Clog skates


In ancient times wooden shoes or clogs have been widely used. They were ideal footwear at a time that roads were not yet covered with stones or other hard surfaces. They protected against dirt and mud and could easily be put on and off when going in and out. Dutch and Swedish clogs are still known all over the world but only a few know about Japanese clogs.

Dutch clog skates

To the Dutch it seems only a matter of course that once there have been clogs with skating blades underneath. But skates as shown here have never been made industrially. They are quite scarce and seem to have been made for fun only. The clog skates in this picture have no marks and look as if they have never been used for skating. They were made in the second quarter of the 20th century.

Japanese geta-skates
Also in Japan clogs have been common footwear. Unlike Dutch clogs Japanese clogs do not have the appearance of a shoe or boot. They consist of a wooden platform with two stilts placed athwart underneath. The stilts can vary in height from 2-4 inches and must prevent a kimono from being dragged through street dirt. They were called geta (pronounce ge as in get and ta as in tart). Japanese geta (in Japanese no plural exists) have hanao, V-shaped harnesses as with toe slippers. Traditional hanao are red for women and black for men. As geta do not have protective caps for the toes protection against cold must come from tabi, a kind of mitten-socks. In winter time thick waterproof tabi were worn. The pictures show two kinds of geta skates. It seems odd that geta skates do not have heel straps or so, but it is most likely that Japanese are that accustomed to wearing geta that they have very strong toe muscles.

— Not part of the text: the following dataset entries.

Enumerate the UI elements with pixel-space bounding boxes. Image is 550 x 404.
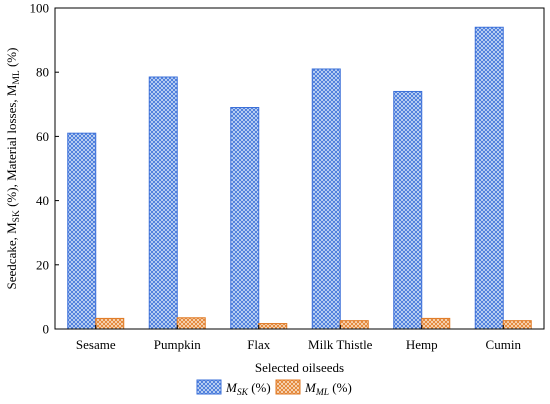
x-tick-label: Hemp xyxy=(406,337,438,352)
bar-mml-cumin xyxy=(502,320,532,330)
x-tick-label: Pumpkin xyxy=(154,337,201,352)
y-axis-title: Seedcake, MSK (%), Material losses, MML … xyxy=(4,48,22,290)
bar-msk-hemp xyxy=(393,90,423,330)
y-axis-ticks: 0 20 40 60 80 100 xyxy=(30,1,59,337)
plot-area-frame xyxy=(54,7,545,330)
legend-swatch-msk xyxy=(196,379,222,395)
bar-mml-hemp xyxy=(421,317,451,330)
x-axis-title: Selected oilseeds xyxy=(255,360,344,375)
bar-msk-flax xyxy=(230,107,260,330)
legend: MSK (%) MML (%) xyxy=(196,379,352,398)
bar-mml-sesame xyxy=(95,317,125,330)
bar-msk-milk-thistle xyxy=(311,68,341,330)
bar-mml-flax xyxy=(258,323,288,330)
bar-mml-milk-thistle xyxy=(339,320,369,330)
legend-label-mml: MML (%) xyxy=(304,380,352,398)
bars-group xyxy=(67,26,532,330)
bar-msk-cumin xyxy=(474,26,504,330)
y-tick-label: 60 xyxy=(36,129,49,144)
bar-msk-pumpkin xyxy=(148,76,178,330)
y-tick-label: 0 xyxy=(43,322,50,337)
bar-mml-pumpkin xyxy=(176,317,206,330)
bar-msk-sesame xyxy=(67,132,97,330)
x-tick-label: Sesame xyxy=(76,337,116,352)
y-tick-label: 80 xyxy=(36,65,49,80)
x-axis-ticks: Sesame Pumpkin Flax Milk Thistle Hemp Cumin xyxy=(76,325,522,352)
legend-swatch-mml xyxy=(275,379,301,395)
legend-label-msk: MSK (%) xyxy=(225,380,271,398)
y-tick-label: 40 xyxy=(36,193,49,208)
x-tick-label: Flax xyxy=(247,337,271,352)
x-tick-label: Cumin xyxy=(486,337,522,352)
y-tick-label: 20 xyxy=(36,257,49,272)
y-tick-label: 100 xyxy=(30,1,50,16)
x-tick-label: Milk Thistle xyxy=(308,337,373,352)
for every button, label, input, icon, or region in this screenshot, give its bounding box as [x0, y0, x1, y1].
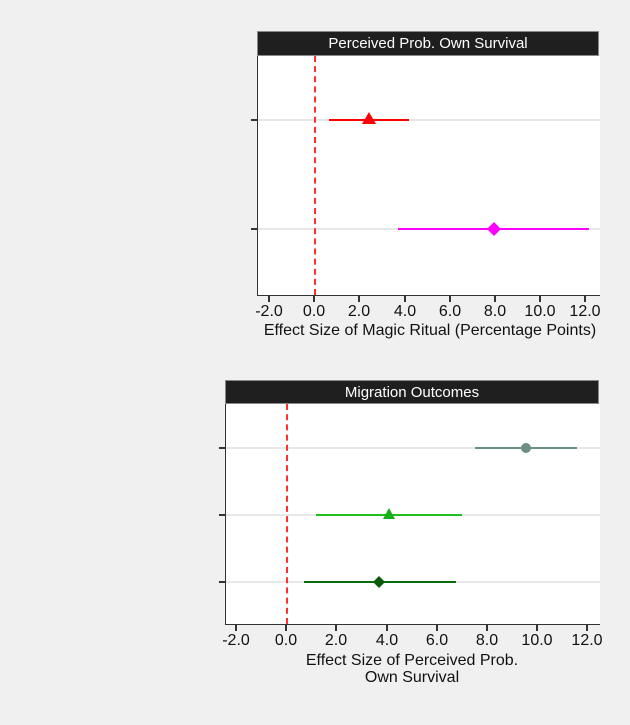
triangle-marker-icon: [362, 112, 376, 124]
top-chart-title: Perceived Prob. Own Survival: [257, 31, 599, 56]
x-tick-label: 10.0: [521, 632, 553, 649]
diamond-marker-icon: [373, 576, 385, 588]
triangle-marker-icon: [383, 508, 395, 519]
zero-reference-line: [314, 56, 316, 295]
circle-marker-icon: [521, 443, 531, 453]
bottom-plot-area: [225, 404, 600, 625]
x-tick-label: 6.0: [438, 303, 462, 320]
x-tick: [358, 296, 360, 302]
x-tick: [494, 296, 496, 302]
y-tick: [219, 514, 225, 516]
x-tick-label: 10.0: [524, 303, 556, 320]
y-tick: [219, 581, 225, 583]
x-tick: [486, 625, 488, 631]
x-tick: [586, 625, 588, 631]
zero-reference-line: [286, 404, 288, 624]
x-tick-label: -2.0: [222, 632, 250, 649]
top-x-axis-label: Effect Size of Magic Ritual (Percentage …: [263, 322, 597, 339]
x-tick: [235, 625, 237, 631]
x-tick-label: 6.0: [425, 632, 449, 649]
x-tick: [536, 625, 538, 631]
bottom-x-axis-label-line1: Effect Size of Perceived Prob.: [305, 652, 519, 669]
top-plot-area: [257, 56, 600, 296]
x-tick-label: 2.0: [347, 303, 371, 320]
x-tick: [285, 625, 287, 631]
x-tick-label: -2.0: [255, 303, 283, 320]
x-tick-label: 0.0: [274, 632, 298, 649]
x-tick-label: 8.0: [483, 303, 507, 320]
y-tick: [251, 228, 257, 230]
x-tick: [449, 296, 451, 302]
x-tick: [335, 625, 337, 631]
x-tick: [584, 296, 586, 302]
bottom-chart-title: Migration Outcomes: [225, 380, 599, 404]
x-tick-label: 12.0: [571, 632, 603, 649]
x-tick: [386, 625, 388, 631]
x-tick-label: 4.0: [393, 303, 417, 320]
x-tick: [268, 296, 270, 302]
y-tick: [219, 447, 225, 449]
x-tick-label: 4.0: [375, 632, 399, 649]
gridline: [258, 119, 600, 121]
x-tick: [313, 296, 315, 302]
x-tick-label: 0.0: [302, 303, 326, 320]
bottom-x-axis-label-line2: Own Survival: [364, 669, 460, 686]
diamond-marker-icon: [487, 222, 501, 236]
x-tick-label: 2.0: [324, 632, 348, 649]
x-tick-label: 8.0: [475, 632, 499, 649]
x-tick: [436, 625, 438, 631]
y-tick: [251, 119, 257, 121]
x-tick: [404, 296, 406, 302]
x-tick-label: 12.0: [569, 303, 601, 320]
x-tick: [539, 296, 541, 302]
gridline: [226, 447, 600, 449]
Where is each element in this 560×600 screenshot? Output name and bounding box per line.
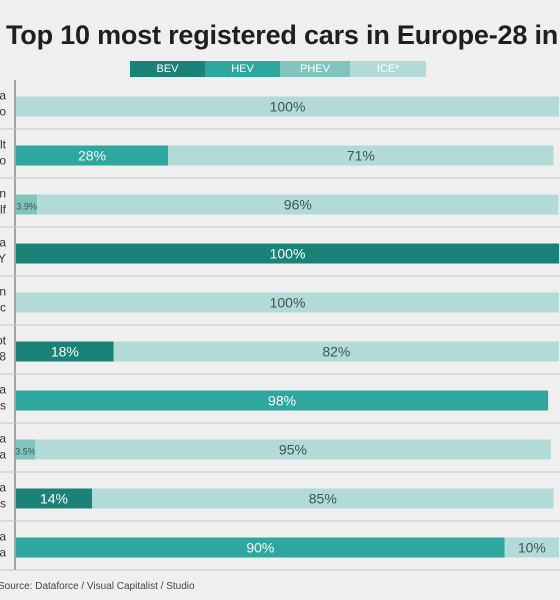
category-label: Model Y	[0, 252, 6, 266]
category-label: Corolla	[0, 546, 6, 560]
bar-segment-hev	[16, 390, 549, 411]
category-label: Yaris	[0, 399, 6, 413]
data-label: 95%	[279, 442, 307, 458]
legend-item-hev: HEV	[205, 61, 280, 77]
data-label: 3.5%	[15, 447, 36, 457]
category-label: T-Roc	[0, 301, 6, 315]
source-note: Source: Dataforce / Visual Capitalist / …	[0, 581, 195, 592]
category-label: 208	[0, 350, 6, 364]
category-label: Clio	[0, 154, 6, 168]
category-label: Sandero	[0, 105, 6, 119]
bar-segment-ice	[35, 439, 551, 460]
bar-segment-phev	[16, 439, 36, 460]
category-label: Volkswagen	[0, 285, 6, 299]
legend-item-phev: PHEV	[280, 61, 350, 77]
bar-segment-ice	[168, 145, 554, 166]
data-label: 96%	[284, 197, 312, 213]
bar-segment-bev	[16, 341, 114, 362]
data-label: 14%	[40, 491, 68, 507]
bar-segment-ice	[92, 488, 554, 509]
category-label: Toyota	[0, 481, 6, 495]
category-label: Yaris Cross	[0, 497, 6, 511]
category-label: Toyota	[0, 383, 6, 397]
legend-item-ice: ICE*	[350, 61, 426, 77]
data-label: 98%	[268, 393, 296, 409]
data-label: 90%	[246, 540, 274, 556]
data-label: 100%	[270, 99, 306, 115]
bar-segment-phev	[16, 194, 38, 215]
category-label: Golf	[0, 203, 7, 217]
legend-item-bev: BEV	[130, 61, 205, 77]
data-label: 100%	[270, 246, 306, 262]
bar-segment-bev	[16, 243, 559, 264]
data-label: 100%	[270, 295, 306, 311]
bar-segment-ice	[504, 537, 559, 558]
data-label: 28%	[78, 148, 106, 164]
category-label: Tesla	[0, 236, 6, 250]
bar-segment-ice	[16, 292, 559, 313]
bar-segment-ice	[16, 96, 559, 117]
legend: BEV HEV PHEV ICE*	[130, 61, 426, 77]
chart-title: Top 10 most registered cars in Europe-28…	[6, 20, 559, 50]
category-label: Dacia	[0, 89, 6, 103]
bar-segment-bev	[16, 488, 93, 509]
category-label: Skoda	[0, 432, 6, 446]
bar-segment-hev	[16, 537, 505, 558]
bar-segment-ice	[113, 341, 560, 362]
data-label: 10%	[518, 540, 546, 556]
data-label: 18%	[51, 344, 79, 360]
data-label: 85%	[309, 491, 337, 507]
category-label: Toyota	[0, 530, 6, 544]
category-label: Renault	[0, 138, 7, 152]
bar-segment-hev	[16, 145, 169, 166]
category-label: Volkswagen	[0, 187, 6, 201]
category-label: Octavia	[0, 448, 6, 462]
data-label: 82%	[322, 344, 350, 360]
bar-segment-ice	[37, 194, 559, 215]
data-label: 3.9%	[16, 202, 37, 212]
data-label: 71%	[347, 148, 375, 164]
category-label: Peugeot	[0, 334, 7, 348]
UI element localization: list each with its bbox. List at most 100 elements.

Japanese texts seem to hint that geta skates were used on hard snow rather than on ice. Skating almost must have been a kind of walking then. The picture below was made around 1925 and proofs that they have been used indeed.

The photo's underneath show a striking resemblance between Japanese geta and Dutch trips. Trips were a kind of open clogs that are known to have been used from the 14th till the 17th century. They consisted of a wooden sole with two short stilts underneath and two triangular pieces of leather at the top that could be connected by a lip and notches to fit the individual foot size. The photo's show the remains of 15th century trips with nails in the stilts as to provide for more grip on slippery surfaces like ice. It might be possible that this design was introduced in Japan by the Dutch during their stay in Nagasaki/Decima (1648-1823).


top view of trip

bottom view of trip with nails

Russian question
At excavations in April 2006 near Mozahaisk (Moscow) shoe soles were found in a 12th/13th century earth layer that have metal heart shaped platforms underneath. As with the trips these platforms sit in the middle of the soles. But, the soles were made of leather instead of wood and hence going on them must have been very uncomfortable. The Institute of Archaeology of the Academy of Sciences of the Russian Federation, that did the searching, wonders if the hearts have had a function that can be related to ice skating as they seem to have stimulated gliding rather than preventing it. They therefore would like to receive any comment onlookers may have.